Maria Ressa | EPA
Porträt

Nobelpreis für Journalistin Ressa "Die Schlacht ist der Weg"

Stand: 08.10.2021 15:04 Uhr

Der Friedensnobelpreis bedeutet für die Journalistin Maria Ressa, "dass wir weitermachen mit dem, was wir tun". Die 58-Jährige kämpft auf den Philippinen u.a. gegen Lügen und Propaganda der Regierung Duterte.

Von Lena Bodewein, ARD-Studio Singapur

Eine Nobelpreisträgerin mit einer Mission, Mut und einem Motto: "My name is Maria Ressa. We are 'Rappler'. And we will hold the line."

Lena Bodewein ARD-Studio Singapur

"Wir halten die Stellung" - Maria Ressa und das von ihr mitgegründete Nachrichtenportal "Rappler" halten auf den Philippinen die Fahne des unabhängigen investigativen Journalismus hoch. Sie gehören zu den schärfsten Kritikern von Präsident Rodrigo Duterte. Als der 2016 gewählt wurde und seinen blutigen Anti-Drogen-Krieg mit Tausenden von Toten begann, nahmen sie sich vor, furchtlos zu berichten: von Menschenrechtsverletzungen, von der Verdrehung von Fakten, von Lügen, versteckter Propaganda.

Glücklich für ihr Team

Für ihren Kampf gegen "Fake News" wurde Maria Ressa vom "Time Magazine" zu einer der Personen des Jahres 2018 gewählt. Nicht nur für sie, auch für viele andere Journalisten auf den Philippinen werden die Arbeitsbedingungen immer schwieriger. Umso glücklicher ist sie über die Auszeichnung mit dem Friednesnobelpreis:

Ich glaube, ich fühle erstmal nur Schock und bin voller Ehrfurcht. Das ist wirklich emotional. Ich bin glücklich für mein Team und dankbar, dass das Nobelkomitee anerkennt, was wir durchmachen.

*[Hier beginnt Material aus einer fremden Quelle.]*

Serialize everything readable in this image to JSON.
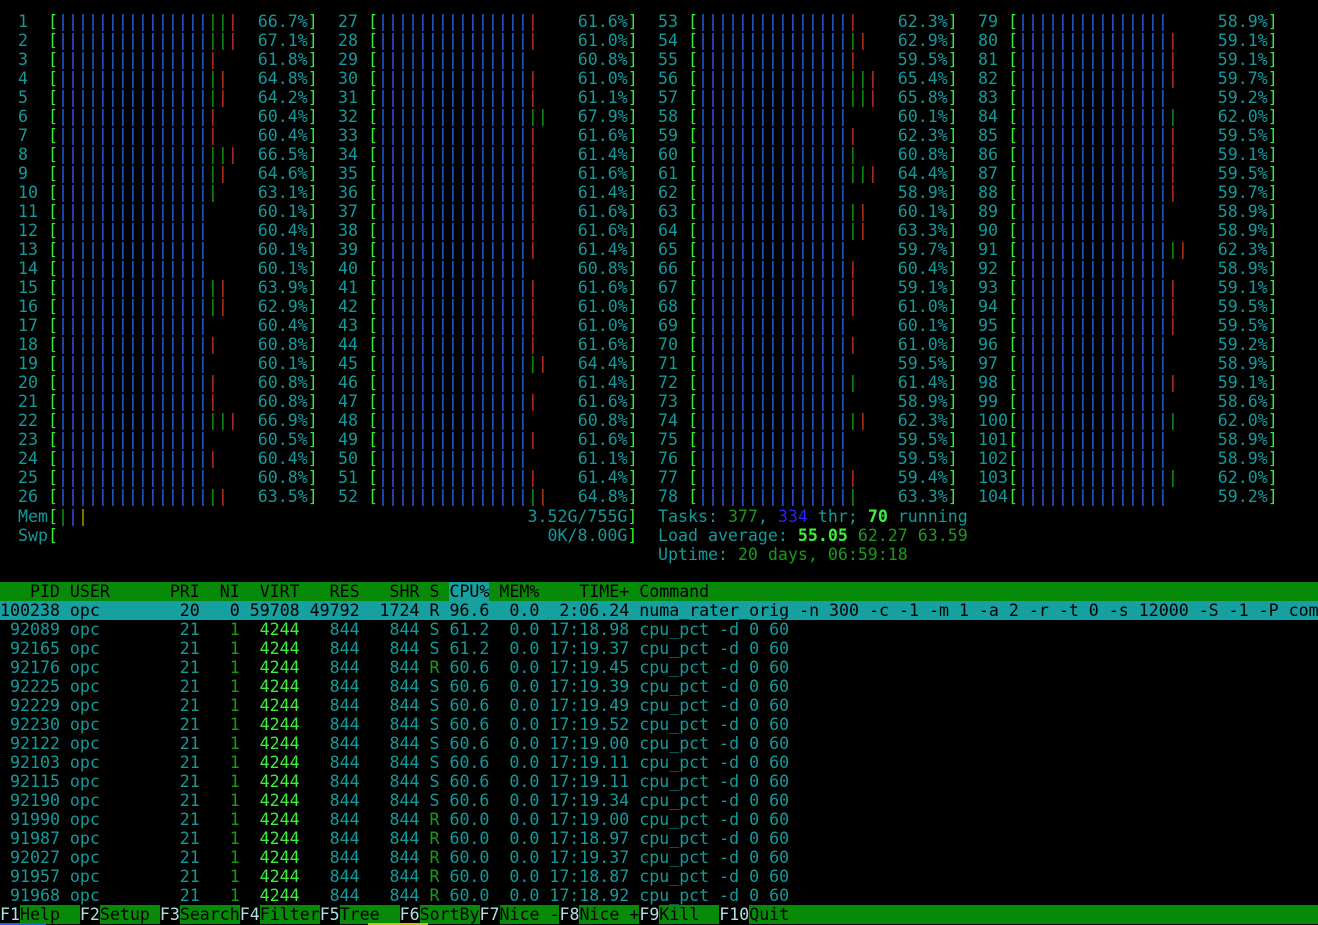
{
  "colors": {
    "text": "#139a9a",
    "header_bg": "#078a07",
    "selected_bg": "#16a0a0",
    "bar_blue": "#2a5ee0",
    "bar_green": "#139a13",
    "bar_red": "#c03222"
  },
  "cpus": [
    {
      "n": "1",
      "pct": "66.7%",
      "extra": "ggr"
    },
    {
      "n": "2",
      "pct": "67.1%",
      "extra": "ggr"
    },
    {
      "n": "3",
      "pct": "61.8%",
      "extra": "r"
    },
    {
      "n": "4",
      "pct": "64.8%",
      "extra": "gr"
    },
    {
      "n": "5",
      "pct": "64.2%",
      "extra": "gr"
    },
    {
      "n": "6",
      "pct": "60.4%",
      "extra": "r"
    },
    {
      "n": "7",
      "pct": "60.4%",
      "extra": "r"
    },
    {
      "n": "8",
      "pct": "66.5%",
      "extra": "ggr"
    },
    {
      "n": "9",
      "pct": "64.6%",
      "extra": "gr"
    },
    {
      "n": "10",
      "pct": "63.1%",
      "extra": "g"
    },
    {
      "n": "11",
      "pct": "60.1%",
      "extra": ""
    },
    {
      "n": "12",
      "pct": "60.4%",
      "extra": ""
    },
    {
      "n": "13",
      "pct": "60.1%",
      "extra": ""
    },
    {
      "n": "14",
      "pct": "60.1%",
      "extra": ""
    },
    {
      "n": "15",
      "pct": "63.9%",
      "extra": "gr"
    },
    {
      "n": "16",
      "pct": "62.9%",
      "extra": "gr"
    },
    {
      "n": "17",
      "pct": "60.4%",
      "extra": ""
    },
    {
      "n": "18",
      "pct": "60.8%",
      "extra": "r"
    },
    {
      "n": "19",
      "pct": "60.1%",
      "extra": ""
    },
    {
      "n": "20",
      "pct": "60.8%",
      "extra": "r"
    },
    {
      "n": "21",
      "pct": "60.8%",
      "extra": "r"
    },
    {
      "n": "22",
      "pct": "66.9%",
      "extra": "ggr"
    },
    {
      "n": "23",
      "pct": "60.5%",
      "extra": ""
    },
    {
      "n": "24",
      "pct": "60.4%",
      "extra": "r"
    },
    {
      "n": "25",
      "pct": "60.8%",
      "extra": ""
    },
    {
      "n": "26",
      "pct": "63.5%",
      "extra": "gr"
    },
    {
      "n": "27",
      "pct": "61.6%",
      "extra": "r"
    },
    {
      "n": "28",
      "pct": "61.0%",
      "extra": "r"
    },
    {
      "n": "29",
      "pct": "60.8%",
      "extra": ""
    },
    {
      "n": "30",
      "pct": "61.0%",
      "extra": "r"
    },
    {
      "n": "31",
      "pct": "61.1%",
      "extra": "r"
    },
    {
      "n": "32",
      "pct": "67.9%",
      "extra": "gg"
    },
    {
      "n": "33",
      "pct": "61.6%",
      "extra": "r"
    },
    {
      "n": "34",
      "pct": "61.4%",
      "extra": "r"
    },
    {
      "n": "35",
      "pct": "61.6%",
      "extra": "r"
    },
    {
      "n": "36",
      "pct": "61.4%",
      "extra": "r"
    },
    {
      "n": "37",
      "pct": "61.6%",
      "extra": "r"
    },
    {
      "n": "38",
      "pct": "61.6%",
      "extra": "r"
    },
    {
      "n": "39",
      "pct": "61.4%",
      "extra": "r"
    },
    {
      "n": "40",
      "pct": "60.8%",
      "extra": ""
    },
    {
      "n": "41",
      "pct": "61.6%",
      "extra": "r"
    },
    {
      "n": "42",
      "pct": "61.0%",
      "extra": "r"
    },
    {
      "n": "43",
      "pct": "61.0%",
      "extra": "r"
    },
    {
      "n": "44",
      "pct": "61.6%",
      "extra": "r"
    },
    {
      "n": "45",
      "pct": "64.4%",
      "extra": "gr"
    },
    {
      "n": "46",
      "pct": "61.4%",
      "extra": ""
    },
    {
      "n": "47",
      "pct": "61.6%",
      "extra": "r"
    },
    {
      "n": "48",
      "pct": "60.8%",
      "extra": ""
    },
    {
      "n": "49",
      "pct": "61.6%",
      "extra": "r"
    },
    {
      "n": "50",
      "pct": "61.1%",
      "extra": ""
    },
    {
      "n": "51",
      "pct": "61.4%",
      "extra": "r"
    },
    {
      "n": "52",
      "pct": "64.8%",
      "extra": "gr"
    },
    {
      "n": "53",
      "pct": "62.3%",
      "extra": "r"
    },
    {
      "n": "54",
      "pct": "62.9%",
      "extra": "gr"
    },
    {
      "n": "55",
      "pct": "59.5%",
      "extra": "r"
    },
    {
      "n": "56",
      "pct": "65.4%",
      "extra": "ggr"
    },
    {
      "n": "57",
      "pct": "65.8%",
      "extra": "ggr"
    },
    {
      "n": "58",
      "pct": "60.1%",
      "extra": ""
    },
    {
      "n": "59",
      "pct": "62.3%",
      "extra": "r"
    },
    {
      "n": "60",
      "pct": "60.8%",
      "extra": "g"
    },
    {
      "n": "61",
      "pct": "64.4%",
      "extra": "ggr"
    },
    {
      "n": "62",
      "pct": "58.9%",
      "extra": ""
    },
    {
      "n": "63",
      "pct": "60.1%",
      "extra": "gr"
    },
    {
      "n": "64",
      "pct": "63.3%",
      "extra": "gr"
    },
    {
      "n": "65",
      "pct": "59.7%",
      "extra": ""
    },
    {
      "n": "66",
      "pct": "60.4%",
      "extra": "r"
    },
    {
      "n": "67",
      "pct": "59.1%",
      "extra": "r"
    },
    {
      "n": "68",
      "pct": "61.0%",
      "extra": "r"
    },
    {
      "n": "69",
      "pct": "60.1%",
      "extra": ""
    },
    {
      "n": "70",
      "pct": "61.0%",
      "extra": "r"
    },
    {
      "n": "71",
      "pct": "59.5%",
      "extra": ""
    },
    {
      "n": "72",
      "pct": "61.4%",
      "extra": "g"
    },
    {
      "n": "73",
      "pct": "58.9%",
      "extra": ""
    },
    {
      "n": "74",
      "pct": "62.3%",
      "extra": "gr"
    },
    {
      "n": "75",
      "pct": "59.5%",
      "extra": ""
    },
    {
      "n": "76",
      "pct": "59.5%",
      "extra": ""
    },
    {
      "n": "77",
      "pct": "59.4%",
      "extra": "r"
    },
    {
      "n": "78",
      "pct": "63.3%",
      "extra": "g"
    },
    {
      "n": "79",
      "pct": "58.9%",
      "extra": ""
    },
    {
      "n": "80",
      "pct": "59.1%",
      "extra": "r"
    },
    {
      "n": "81",
      "pct": "59.1%",
      "extra": "r"
    },
    {
      "n": "82",
      "pct": "59.7%",
      "extra": "r"
    },
    {
      "n": "83",
      "pct": "59.2%",
      "extra": ""
    },
    {
      "n": "84",
      "pct": "62.0%",
      "extra": "g"
    },
    {
      "n": "85",
      "pct": "59.5%",
      "extra": "r"
    },
    {
      "n": "86",
      "pct": "59.1%",
      "extra": "r"
    },
    {
      "n": "87",
      "pct": "59.5%",
      "extra": "r"
    },
    {
      "n": "88",
      "pct": "59.7%",
      "extra": "r"
    },
    {
      "n": "89",
      "pct": "58.9%",
      "extra": ""
    },
    {
      "n": "90",
      "pct": "58.9%",
      "extra": ""
    },
    {
      "n": "91",
      "pct": "62.3%",
      "extra": "gr"
    },
    {
      "n": "92",
      "pct": "58.9%",
      "extra": ""
    },
    {
      "n": "93",
      "pct": "59.1%",
      "extra": "r"
    },
    {
      "n": "94",
      "pct": "59.5%",
      "extra": "r"
    },
    {
      "n": "95",
      "pct": "59.5%",
      "extra": "r"
    },
    {
      "n": "96",
      "pct": "59.2%",
      "extra": ""
    },
    {
      "n": "97",
      "pct": "58.9%",
      "extra": ""
    },
    {
      "n": "98",
      "pct": "59.1%",
      "extra": "r"
    },
    {
      "n": "99",
      "pct": "58.6%",
      "extra": ""
    },
    {
      "n": "100",
      "pct": "62.0%",
      "extra": "g"
    },
    {
      "n": "101",
      "pct": "58.9%",
      "extra": ""
    },
    {
      "n": "102",
      "pct": "58.9%",
      "extra": ""
    },
    {
      "n": "103",
      "pct": "62.0%",
      "extra": "g"
    },
    {
      "n": "104",
      "pct": "59.2%",
      "extra": ""
    }
  ],
  "mem": {
    "label": "Mem",
    "value": "3.52G/755G"
  },
  "swp": {
    "label": "Swp",
    "value": "0K/8.00G"
  },
  "tasks": {
    "label": "Tasks: ",
    "count": "377",
    "sep": ", ",
    "threads": "334",
    "thr_label": " thr; ",
    "running": "70",
    "running_label": " running"
  },
  "load": {
    "label": "Load average: ",
    "l1": "55.05",
    "l5": "62.27",
    "l15": "63.59"
  },
  "uptime": {
    "label": "Uptime: ",
    "value": "20 days, 06:59:18"
  },
  "columns": [
    "PID",
    "USER",
    "PRI",
    "NI",
    "VIRT",
    "RES",
    "SHR",
    "S",
    "CPU%",
    "MEM%",
    "TIME+",
    "Command"
  ],
  "processes": [
    {
      "pid": "100238",
      "user": "opc",
      "pri": "20",
      "ni": "0",
      "virt": "59708",
      "res": "49792",
      "shr": "1724",
      "s": "R",
      "cpu": "96.6",
      "mem": "0.0",
      "time": "2:06.24",
      "cmd": "numa_rater_orig -n 300 -c -1 -m 1 -a 2 -r -t 0 -s 12000 -S -1 -P com"
    },
    {
      "pid": "92089",
      "user": "opc",
      "pri": "21",
      "ni": "1",
      "virt": "4244",
      "res": "844",
      "shr": "844",
      "s": "S",
      "cpu": "61.2",
      "mem": "0.0",
      "time": "17:18.98",
      "cmd": "cpu_pct -d 0 60"
    },
    {
      "pid": "92165",
      "user": "opc",
      "pri": "21",
      "ni": "1",
      "virt": "4244",
      "res": "844",
      "shr": "844",
      "s": "S",
      "cpu": "61.2",
      "mem": "0.0",
      "time": "17:19.37",
      "cmd": "cpu_pct -d 0 60"
    },
    {
      "pid": "92176",
      "user": "opc",
      "pri": "21",
      "ni": "1",
      "virt": "4244",
      "res": "844",
      "shr": "844",
      "s": "R",
      "cpu": "60.6",
      "mem": "0.0",
      "time": "17:19.45",
      "cmd": "cpu_pct -d 0 60"
    },
    {
      "pid": "92225",
      "user": "opc",
      "pri": "21",
      "ni": "1",
      "virt": "4244",
      "res": "844",
      "shr": "844",
      "s": "S",
      "cpu": "60.6",
      "mem": "0.0",
      "time": "17:19.39",
      "cmd": "cpu_pct -d 0 60"
    },
    {
      "pid": "92229",
      "user": "opc",
      "pri": "21",
      "ni": "1",
      "virt": "4244",
      "res": "844",
      "shr": "844",
      "s": "S",
      "cpu": "60.6",
      "mem": "0.0",
      "time": "17:19.49",
      "cmd": "cpu_pct -d 0 60"
    },
    {
      "pid": "92230",
      "user": "opc",
      "pri": "21",
      "ni": "1",
      "virt": "4244",
      "res": "844",
      "shr": "844",
      "s": "S",
      "cpu": "60.6",
      "mem": "0.0",
      "time": "17:19.52",
      "cmd": "cpu_pct -d 0 60"
    },
    {
      "pid": "92122",
      "user": "opc",
      "pri": "21",
      "ni": "1",
      "virt": "4244",
      "res": "844",
      "shr": "844",
      "s": "S",
      "cpu": "60.6",
      "mem": "0.0",
      "time": "17:19.00",
      "cmd": "cpu_pct -d 0 60"
    },
    {
      "pid": "92103",
      "user": "opc",
      "pri": "21",
      "ni": "1",
      "virt": "4244",
      "res": "844",
      "shr": "844",
      "s": "S",
      "cpu": "60.6",
      "mem": "0.0",
      "time": "17:19.11",
      "cmd": "cpu_pct -d 0 60"
    },
    {
      "pid": "92115",
      "user": "opc",
      "pri": "21",
      "ni": "1",
      "virt": "4244",
      "res": "844",
      "shr": "844",
      "s": "S",
      "cpu": "60.6",
      "mem": "0.0",
      "time": "17:19.11",
      "cmd": "cpu_pct -d 0 60"
    },
    {
      "pid": "92190",
      "user": "opc",
      "pri": "21",
      "ni": "1",
      "virt": "4244",
      "res": "844",
      "shr": "844",
      "s": "S",
      "cpu": "60.6",
      "mem": "0.0",
      "time": "17:19.34",
      "cmd": "cpu_pct -d 0 60"
    },
    {
      "pid": "91990",
      "user": "opc",
      "pri": "21",
      "ni": "1",
      "virt": "4244",
      "res": "844",
      "shr": "844",
      "s": "R",
      "cpu": "60.0",
      "mem": "0.0",
      "time": "17:19.00",
      "cmd": "cpu_pct -d 0 60"
    },
    {
      "pid": "91987",
      "user": "opc",
      "pri": "21",
      "ni": "1",
      "virt": "4244",
      "res": "844",
      "shr": "844",
      "s": "R",
      "cpu": "60.0",
      "mem": "0.0",
      "time": "17:18.97",
      "cmd": "cpu_pct -d 0 60"
    },
    {
      "pid": "92027",
      "user": "opc",
      "pri": "21",
      "ni": "1",
      "virt": "4244",
      "res": "844",
      "shr": "844",
      "s": "R",
      "cpu": "60.0",
      "mem": "0.0",
      "time": "17:19.37",
      "cmd": "cpu_pct -d 0 60"
    },
    {
      "pid": "91957",
      "user": "opc",
      "pri": "21",
      "ni": "1",
      "virt": "4244",
      "res": "844",
      "shr": "844",
      "s": "R",
      "cpu": "60.0",
      "mem": "0.0",
      "time": "17:18.87",
      "cmd": "cpu_pct -d 0 60"
    },
    {
      "pid": "91968",
      "user": "opc",
      "pri": "21",
      "ni": "1",
      "virt": "4244",
      "res": "844",
      "shr": "844",
      "s": "R",
      "cpu": "60.0",
      "mem": "0.0",
      "time": "17:18.92",
      "cmd": "cpu_pct -d 0 60"
    }
  ],
  "footer": [
    {
      "key": "F1",
      "label": "Help"
    },
    {
      "key": "F2",
      "label": "Setup"
    },
    {
      "key": "F3",
      "label": "Search"
    },
    {
      "key": "F4",
      "label": "Filter"
    },
    {
      "key": "F5",
      "label": "Tree"
    },
    {
      "key": "F6",
      "label": "SortBy"
    },
    {
      "key": "F7",
      "label": "Nice -"
    },
    {
      "key": "F8",
      "label": "Nice +"
    },
    {
      "key": "F9",
      "label": "Kill"
    },
    {
      "key": "F10",
      "label": "Quit"
    }
  ]
}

Journalistinnen und Journalisten auf den Philippinen leben oft gefährlich, immer wieder gibt es Morde oder Drohungen. Der größte Radio- und Fernsehsender des Landes hat vergangenes Jahr keine neue Lizenz mehr bekommen, einzelne Journalisten werden verhaftet oder mit Klagen überzogen. Maria Ressa selbst ist mehrfach verhaftet worden. Wegen Steuerhinterziehung wurde sie verurteilt; dagegen ist sie in Berufung gegangen und auf Kaution frei.

"Ich will das Richtige tun"

Duterte tut "Rappler" als "Fake News" ab, finanziert von amerikanischen Konzernen, um den Philippinen zu schaden. Und im Netz wird Maria Ressa bedroht und beschimpft als Hure oder Hündin, Schlange oder viel Schlimmeres. Angst zeigt die 58-Jährige trotzdem nicht, sie weicht vor nichts zurück.

Es geht nicht nur ums Gefängnis. Der Weg ist die Schlacht, denn es steht so viel mehr auf dem Spiel. Wenn es nur um mich ginge, wäre ich still. Aber es ist viel mehr. Ich bin 1986 Journalistin geworden und bin es immer noch, und ich will das Richtige tun, für die Demokratie, für den Journalismus.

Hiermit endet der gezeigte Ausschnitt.